While running an indexing job overnight on our development cluster, we ran
across an out of memory error that put our cluster into an unrecoverable
state. The first such exception looked like:
ES10 OutOfMemoryError: https://gist.github.com/e4e35733fcd06ec6a9a4
This was followed by a second out of memory error on another node:
ES1 OutOfMemoryError: https://gist.github.com/1d18321d35bce18ad738
There is a query that has an error in the stack trace at the top of that
second gist. There were a lot of these types of errors around 5:35, whereas
the OOM errors started around 5:40. I believe the query errors resulted
from a separate job that was running at the same time I was indexing new
data. Is it possible that the queries caused the OOM error?
We then saw another OOM error a few minutes later:
ES19 OutOfMemoryError: https://gist.github.com/e308b2123081aff02438
After this, the cluster was put in an unrecoverable state. We only have a
single replica, so losing 3 nodes certainly lost a few shards in their
entirety. Restarting the nodes did not bring the shards beack. We can
reindex fairly quickly so it isn't a huge problem, but we'd like to get to
the bottom of why we were seeing OOM errors across the cluster.

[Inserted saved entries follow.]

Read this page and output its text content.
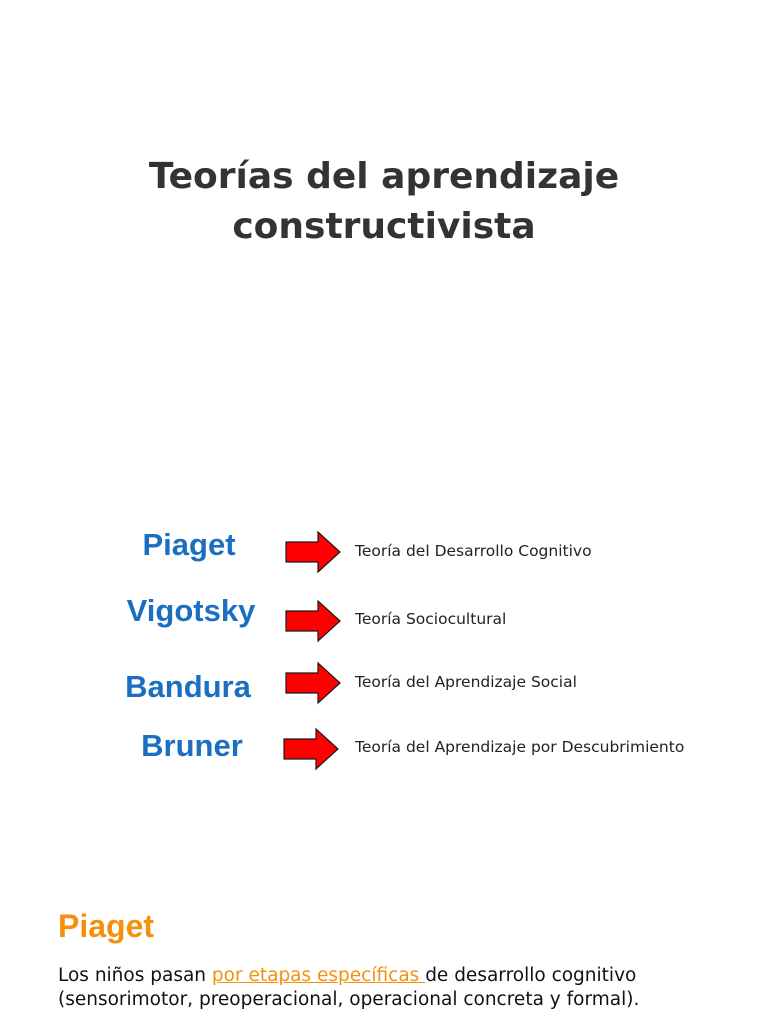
Teorías del aprendizaje
constructivista
Piaget	Teoría del Desarrollo Cognitivo
Vigotsky	Teoría Sociocultural
Bandura	Teoría del Aprendizaje Social
Bruner	Teoría del Aprendizaje por Descubrimiento
Piaget
Los niños pasan por etapas específicas de desarrollo cognitivo
(sensorimotor, preoperacional, operacional concreta y formal).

Cluster information: we have 10 total nodes. In looking at our
configuration, I already see that recover_after_nodes is incorrect:
gateway.type: local
gateway.recover_after_nodes: 5
gateway.recover_after_time: 5m
gateway.expected_nodes: 10
That should be 1 with only a single replica. Is there anything else I
should be looking for that might point to why we were seeing these errors
across the cluster? The index itself has already been recreated (as it's
our dev environment, we need to keep people moving), so we don't have that
information available anymore. Will the logs contain anything else I can
look for?
As an aside, if it were to provide any additional information, even after
recreating the indices in the cluster, we are seeing issues where shards
won't come out of this state:
{
routing: {
state: INITIALIZING
primary: false
node: 1PiZJnPRSNOacqElpolPEw
relocating_node: null
shard: 14
index: documents
},
state: RECOVERING
index: {
size: 0b
size_in_bytes: 0
}
}
Thanks for any help,
Dale
--